Fino al 1930 le frazioni collinari di Verbania avevano una propria autonomia amministrativa, Antoliva e Biganzolo costituivano il comune di Arizzano Inferiore

La sede comunale era situata nell’edificio dell’attuale Scuola dell’Infanzia di Biganzolo.

Attorno al nucleo principale del paese, erano raggruppati i vari rioni, che per Biganzolo erano e sono, Selasca, Il Motto, I Pontini, Il Rione Oro, e la Pastura, con il nucleo abitativo più cospicuo in Piazza Morone. In ciascun rione c’era almeno un’osteria, ed anche il negozio di commestibili, giustificando alcune scritte tuttora esistenti su alcune case.

In Pastura d’estate, ogni anno, veniva celebrata “La festa dii Cappelle”categoria di lavoratori assai numerosa una volta, con tutti i cappellifici esistenti nelle varie località Verbanesi, ma anche altre categorie di lavoratori, si associavano per celebrare la: “Festa della Pastura” che si concludeva la terza domenica di agosto dopo almeno una settimana di intensi programmi festivi, con la presenza di bancarelle, vari balli campestri, l’albero della cuccagna, il grande falò serale e le proposte del banco di beneficenza.

Nella storia dell’asilo c’è sicuramente anche la storia del paese. A partire dal 1940 un locale nel seminterrato è stato la sede dell’Oratorio maschile ed ora è la sede della Circoscrizione di “Verbania Est”.

Tantissimi ragazzi di allora sono stati in questo locale dove si faceva di tutto, raduni specialmente d’inverno o con il brutto tempo, organizzazione di gite, partite e tornei di calcio, di pallavolo, di corsa campestre, e fu anche fondato il gruppo sportivo “Indomita” che partecipò e vinse il Campionato italiano di Corsa in Montagna ad Aosta nel 1952, senza contare altre attività quali: la filodrammatica e la preparazione nel canto corale.

Gli anni iniziali dell’asilo sono stati anni faticosi, si legge da un opuscolo, che negli anni 40-50 i bambini dell’asilo venivano chiamati a fare un “servizio” cioè ad accompagnare una funzione religiosa o un funerale con un mantello sopra al grembiulino e la bandiera bianca in testa al gruppo, con il bello o il brutto tempo. La partecipazione dei bambini era retribuita. Fin dall’inizio dell’attività, le difficoltà nel reperimento del personale per garantire un adeguato livello educativo e l’assistenza ai piccoli utenti dell’Asilo devono essere state considerevoli sia per le condizioni ambientali dove era praticata l’accoglienza, sia per garantire un alloggio al personale insegnante proveniente da località, non vicine, sia per il reperimento delle risorse necessarie alla retribuzione del personale dipendente e al loro mantenimento e infine la refezione con l’osservanza delle fondamentali regole di igiene e decoro.

Nell’anno 1921, sono all’opera le suore Rosminiane di Borgomanero e trovarono alloggio nei locali superiori all’asilo.
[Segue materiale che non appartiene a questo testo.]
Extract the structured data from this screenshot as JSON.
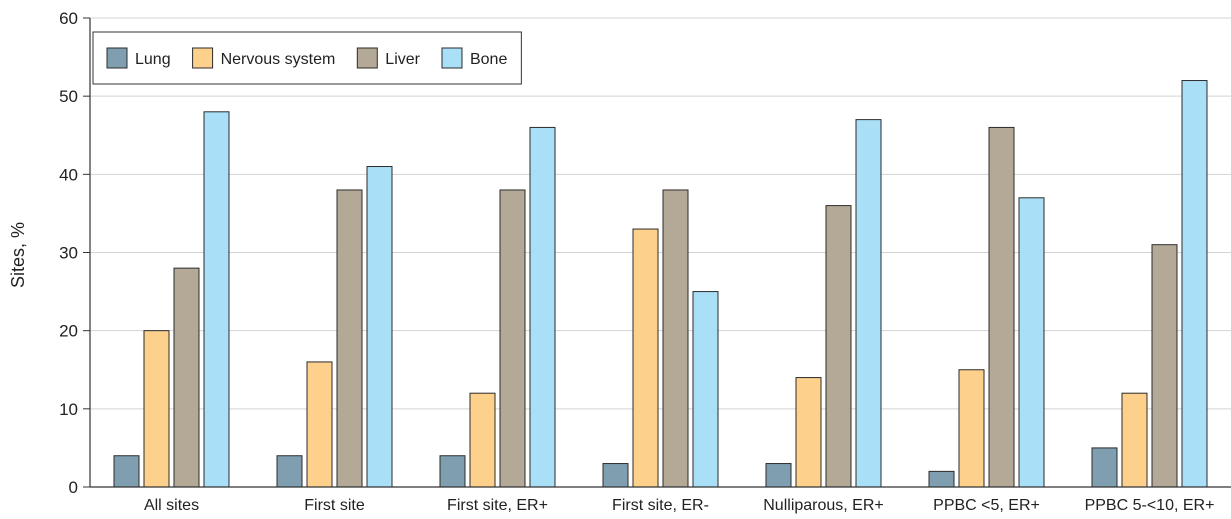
{
  "chart_data": {
    "type": "bar",
    "ylabel": "Sites, %",
    "xlabel": "",
    "ylim": [
      0,
      60
    ],
    "yticks": [
      0,
      10,
      20,
      30,
      40,
      50,
      60
    ],
    "grid": "horizontal",
    "legend_position": "top-left",
    "categories": [
      "All sites",
      "First site",
      "First site, ER+",
      "First site, ER-",
      "Nulliparous, ER+",
      "PPBC <5, ER+",
      "PPBC 5-<10, ER+"
    ],
    "series": [
      {
        "name": "Lung",
        "color": "#7f9fb0",
        "values": [
          4,
          4,
          4,
          3,
          3,
          2,
          5
        ]
      },
      {
        "name": "Nervous system",
        "color": "#fdd08c",
        "values": [
          20,
          16,
          12,
          33,
          14,
          15,
          12
        ]
      },
      {
        "name": "Liver",
        "color": "#b3a996",
        "values": [
          28,
          38,
          38,
          38,
          36,
          46,
          31
        ]
      },
      {
        "name": "Bone",
        "color": "#a9dff7",
        "values": [
          48,
          41,
          46,
          25,
          47,
          37,
          52
        ]
      }
    ]
  }
}
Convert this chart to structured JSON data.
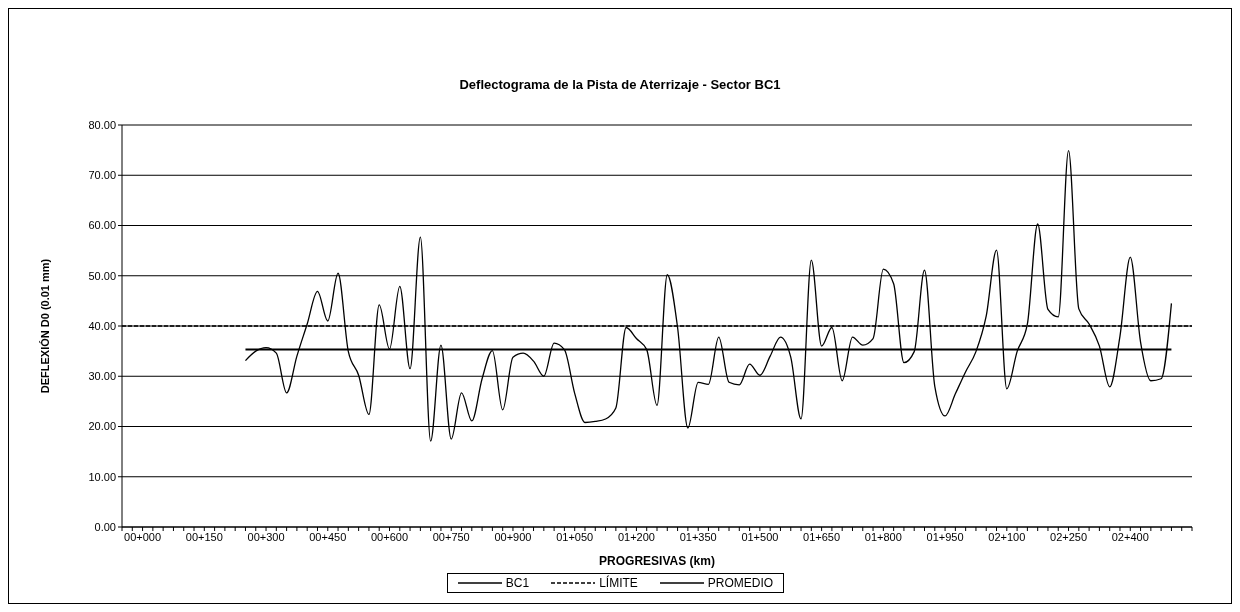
{
  "chart_data": {
    "type": "line",
    "title": "Deflectograma de la Pista de Aterrizaje  - Sector BC1",
    "xlabel": "PROGRESIVAS (km)",
    "ylabel": "DEFLEXIÓN D0 (0.01 mm)",
    "categories": [
      null,
      null,
      "00+000",
      null,
      null,
      null,
      null,
      null,
      "00+150",
      null,
      null,
      null,
      null,
      null,
      "00+300",
      null,
      null,
      null,
      null,
      null,
      "00+450",
      null,
      null,
      null,
      null,
      null,
      "00+600",
      null,
      null,
      null,
      null,
      null,
      "00+750",
      null,
      null,
      null,
      null,
      null,
      "00+900",
      null,
      null,
      null,
      null,
      null,
      "01+050",
      null,
      null,
      null,
      null,
      null,
      "01+200",
      null,
      null,
      null,
      null,
      null,
      "01+350",
      null,
      null,
      null,
      null,
      null,
      "01+500",
      null,
      null,
      null,
      null,
      null,
      "01+650",
      null,
      null,
      null,
      null,
      null,
      "01+800",
      null,
      null,
      null,
      null,
      null,
      "01+950",
      null,
      null,
      null,
      null,
      null,
      "02+100",
      null,
      null,
      null,
      null,
      null,
      "02+250",
      null,
      null,
      null,
      null,
      null,
      "02+400",
      null,
      null,
      null,
      null,
      null,
      null
    ],
    "ylim": [
      0,
      80
    ],
    "yticks": [
      {
        "value": 0,
        "label": "0.00"
      },
      {
        "value": 10,
        "label": "10.00"
      },
      {
        "value": 20,
        "label": "20.00"
      },
      {
        "value": 30,
        "label": "30.00"
      },
      {
        "value": 40,
        "label": "40.00"
      },
      {
        "value": 50,
        "label": "50.00"
      },
      {
        "value": 60,
        "label": "60.00"
      },
      {
        "value": 70,
        "label": "70.00"
      },
      {
        "value": 80,
        "label": "80.00"
      }
    ],
    "grid": "y",
    "legend": "bottom",
    "marker": "none",
    "series": [
      {
        "name": "BC1",
        "color": "#000000",
        "line_style": "solid",
        "values": [
          null,
          null,
          null,
          null,
          null,
          null,
          null,
          null,
          null,
          null,
          null,
          null,
          33.1,
          35.0,
          35.7,
          34.6,
          26.7,
          34.0,
          40.4,
          46.9,
          41.0,
          50.5,
          34.9,
          30.2,
          22.4,
          44.2,
          35.4,
          47.9,
          31.5,
          57.7,
          17.1,
          36.2,
          17.5,
          26.7,
          21.1,
          29.5,
          35.1,
          23.3,
          33.8,
          34.6,
          33.0,
          30.0,
          36.6,
          35.3,
          26.6,
          20.8,
          21.0,
          21.5,
          23.7,
          39.7,
          37.5,
          35.3,
          24.2,
          50.2,
          39.7,
          19.7,
          28.8,
          28.4,
          37.8,
          28.8,
          28.3,
          32.4,
          30.2,
          34.0,
          37.8,
          33.8,
          21.5,
          53.1,
          36.0,
          39.7,
          29.1,
          37.8,
          36.2,
          37.5,
          51.3,
          48.4,
          32.7,
          34.9,
          51.1,
          28.0,
          22.1,
          26.5,
          30.9,
          34.9,
          42.0,
          55.1,
          27.5,
          34.9,
          40.4,
          60.3,
          43.3,
          41.8,
          74.9,
          43.4,
          40.4,
          36.0,
          27.9,
          38.0,
          53.7,
          36.8,
          29.1,
          29.5,
          44.5,
          null,
          null
        ]
      },
      {
        "name": "LÍMITE",
        "color": "#000000",
        "line_style": "dashed",
        "values": [
          40,
          40,
          40,
          40,
          40,
          40,
          40,
          40,
          40,
          40,
          40,
          40,
          40,
          40,
          40,
          40,
          40,
          40,
          40,
          40,
          40,
          40,
          40,
          40,
          40,
          40,
          40,
          40,
          40,
          40,
          40,
          40,
          40,
          40,
          40,
          40,
          40,
          40,
          40,
          40,
          40,
          40,
          40,
          40,
          40,
          40,
          40,
          40,
          40,
          40,
          40,
          40,
          40,
          40,
          40,
          40,
          40,
          40,
          40,
          40,
          40,
          40,
          40,
          40,
          40,
          40,
          40,
          40,
          40,
          40,
          40,
          40,
          40,
          40,
          40,
          40,
          40,
          40,
          40,
          40,
          40,
          40,
          40,
          40,
          40,
          40,
          40,
          40,
          40,
          40,
          40,
          40,
          40,
          40,
          40,
          40,
          40,
          40,
          40,
          40,
          40,
          40,
          40,
          40,
          40
        ]
      },
      {
        "name": "PROMEDIO",
        "color": "#000000",
        "line_style": "solid",
        "values": [
          null,
          null,
          null,
          null,
          null,
          null,
          null,
          null,
          null,
          null,
          null,
          null,
          35.3,
          35.3,
          35.3,
          35.3,
          35.3,
          35.3,
          35.3,
          35.3,
          35.3,
          35.3,
          35.3,
          35.3,
          35.3,
          35.3,
          35.3,
          35.3,
          35.3,
          35.3,
          35.3,
          35.3,
          35.3,
          35.3,
          35.3,
          35.3,
          35.3,
          35.3,
          35.3,
          35.3,
          35.3,
          35.3,
          35.3,
          35.3,
          35.3,
          35.3,
          35.3,
          35.3,
          35.3,
          35.3,
          35.3,
          35.3,
          35.3,
          35.3,
          35.3,
          35.3,
          35.3,
          35.3,
          35.3,
          35.3,
          35.3,
          35.3,
          35.3,
          35.3,
          35.3,
          35.3,
          35.3,
          35.3,
          35.3,
          35.3,
          35.3,
          35.3,
          35.3,
          35.3,
          35.3,
          35.3,
          35.3,
          35.3,
          35.3,
          35.3,
          35.3,
          35.3,
          35.3,
          35.3,
          35.3,
          35.3,
          35.3,
          35.3,
          35.3,
          35.3,
          35.3,
          35.3,
          35.3,
          35.3,
          35.3,
          35.3,
          35.3,
          35.3,
          35.3,
          35.3,
          35.3,
          35.3,
          35.3,
          null,
          null
        ]
      }
    ]
  }
}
Nel 1964 le Suore Rosminiane si ritirano ed a loro subentrano due Suore Vincenziane, provenienti dal Monastero di Varallo Sesia inizialmente non c’è personale ausiliario per la pulizia e il servizio di cucina, ma questo compito viene svolto da alcune mamme che prestano gratuitamente la loro opera come volontarie.
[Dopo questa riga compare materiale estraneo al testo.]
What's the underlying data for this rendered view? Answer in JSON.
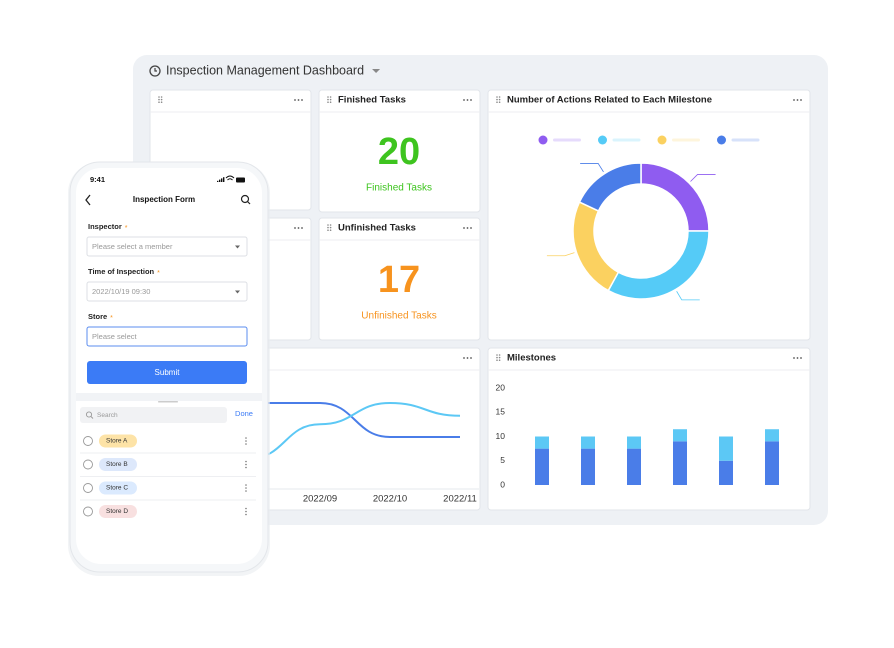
{
  "dashboard": {
    "title": "Inspection Management Dashboard"
  },
  "finished": {
    "title": "Finished Tasks",
    "value": 20,
    "label": "Finished Tasks",
    "color": "#3ec41f"
  },
  "unfinished": {
    "title": "Unfinished Tasks",
    "value": 17,
    "label": "Unfinished Tasks",
    "color": "#f7931e"
  },
  "chart_data": [
    {
      "type": "pie",
      "title": "Number of Actions Related to Each Milestone",
      "donut": true,
      "values": [
        25,
        33,
        24,
        18
      ],
      "colors": [
        "#8f5cf0",
        "#55cbf7",
        "#fbd160",
        "#4a7de8"
      ]
    },
    {
      "type": "line",
      "categories": [
        null,
        "2022/09",
        "2022/10",
        "2022/11"
      ],
      "ylim": [
        0,
        10
      ],
      "series": [
        {
          "color": "#4a7de8",
          "values": [
            8,
            8,
            4,
            4
          ]
        },
        {
          "color": "#5cc8f5",
          "values": [
            1.5,
            5.5,
            8,
            6.5
          ]
        }
      ]
    },
    {
      "type": "bar",
      "title": "Milestones",
      "stacked": true,
      "grid": false,
      "categories": [
        null,
        null,
        null,
        null,
        null,
        null
      ],
      "ylim": [
        0,
        20
      ],
      "yticks": [
        0,
        5,
        10,
        15,
        20
      ],
      "series": [
        {
          "color": "#4a7de8",
          "values": [
            7.5,
            7.5,
            7.5,
            9,
            5,
            9
          ]
        },
        {
          "color": "#5cc8f5",
          "values": [
            2.5,
            2.5,
            2.5,
            2.5,
            5,
            2.5
          ]
        }
      ]
    }
  ],
  "form": {
    "time": "9:41",
    "title": "Inspection Form",
    "fields": [
      {
        "label": "Inspector",
        "required": "*",
        "value": "Please select a member"
      },
      {
        "label": "Time of Inspection",
        "required": "*",
        "value": "2022/10/19 09:30"
      },
      {
        "label": "Store",
        "required": "*",
        "value": "Please select"
      }
    ],
    "submit": "Submit",
    "search": "Search",
    "done": "Done",
    "stores": [
      {
        "name": "Store A",
        "color": "#fde3a7"
      },
      {
        "name": "Store B",
        "color": "#dde8fb"
      },
      {
        "name": "Store C",
        "color": "#dbeafe"
      },
      {
        "name": "Store D",
        "color": "#f8e0e0"
      }
    ]
  }
}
Nel 1966 la situazione cambia, poiché le suore lasciano in modo definitivo, e il consiglio d’amministrazione decide di assumere personale laico.

Dal 15 luglio 1976 la Scuola diventa “Scuola Materna Statale”.
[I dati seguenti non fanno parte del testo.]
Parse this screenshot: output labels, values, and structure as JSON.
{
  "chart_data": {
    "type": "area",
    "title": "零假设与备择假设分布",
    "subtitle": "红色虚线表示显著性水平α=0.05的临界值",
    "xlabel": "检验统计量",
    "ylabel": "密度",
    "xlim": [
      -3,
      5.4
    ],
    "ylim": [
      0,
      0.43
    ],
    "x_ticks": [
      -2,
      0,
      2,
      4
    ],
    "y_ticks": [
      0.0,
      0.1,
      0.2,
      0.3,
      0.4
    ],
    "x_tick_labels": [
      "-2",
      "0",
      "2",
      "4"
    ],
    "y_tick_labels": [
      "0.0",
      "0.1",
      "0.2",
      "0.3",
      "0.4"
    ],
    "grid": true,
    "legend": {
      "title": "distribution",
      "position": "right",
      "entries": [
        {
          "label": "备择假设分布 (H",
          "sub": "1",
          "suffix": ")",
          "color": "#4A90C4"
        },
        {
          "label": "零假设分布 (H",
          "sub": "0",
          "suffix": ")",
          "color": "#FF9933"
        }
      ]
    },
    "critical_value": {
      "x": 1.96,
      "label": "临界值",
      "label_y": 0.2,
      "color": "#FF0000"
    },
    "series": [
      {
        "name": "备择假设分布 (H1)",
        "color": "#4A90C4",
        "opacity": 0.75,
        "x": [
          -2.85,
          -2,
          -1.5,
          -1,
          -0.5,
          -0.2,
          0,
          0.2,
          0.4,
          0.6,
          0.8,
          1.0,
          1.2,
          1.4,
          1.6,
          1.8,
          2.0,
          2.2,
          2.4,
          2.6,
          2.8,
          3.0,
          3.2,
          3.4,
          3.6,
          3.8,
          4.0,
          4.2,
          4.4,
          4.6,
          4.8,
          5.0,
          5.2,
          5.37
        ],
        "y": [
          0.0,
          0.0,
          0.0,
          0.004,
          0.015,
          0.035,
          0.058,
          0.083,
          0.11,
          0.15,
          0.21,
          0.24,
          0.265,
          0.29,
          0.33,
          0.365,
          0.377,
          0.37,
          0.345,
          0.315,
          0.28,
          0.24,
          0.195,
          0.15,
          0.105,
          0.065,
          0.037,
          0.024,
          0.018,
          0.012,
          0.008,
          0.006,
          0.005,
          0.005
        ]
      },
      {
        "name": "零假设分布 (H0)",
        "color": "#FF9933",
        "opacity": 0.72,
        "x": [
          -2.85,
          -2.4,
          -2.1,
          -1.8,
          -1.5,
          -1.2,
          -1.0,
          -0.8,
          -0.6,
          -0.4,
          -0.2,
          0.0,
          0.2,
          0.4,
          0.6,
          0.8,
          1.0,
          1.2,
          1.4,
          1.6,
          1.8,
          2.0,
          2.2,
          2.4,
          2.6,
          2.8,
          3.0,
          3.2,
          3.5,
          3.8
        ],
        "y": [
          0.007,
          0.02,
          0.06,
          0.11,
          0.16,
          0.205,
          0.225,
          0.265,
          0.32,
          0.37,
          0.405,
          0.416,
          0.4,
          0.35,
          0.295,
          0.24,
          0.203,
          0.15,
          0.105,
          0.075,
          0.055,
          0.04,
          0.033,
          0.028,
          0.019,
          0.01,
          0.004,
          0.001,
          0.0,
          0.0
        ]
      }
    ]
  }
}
La ristrutturazione che durerà tutto l’anno scolastico 1994/95 ha reso necessario lo spostamento della Scuola Materna nella palestra della Scuola Elementare di Torchiedo.

Nel settembre 1995 la scuola è definitivamente ristrutturata, e ospiterà anche i bambini di Zoverallo, in quanto la Scuola Materna della suddetta frazione è stata chiusa.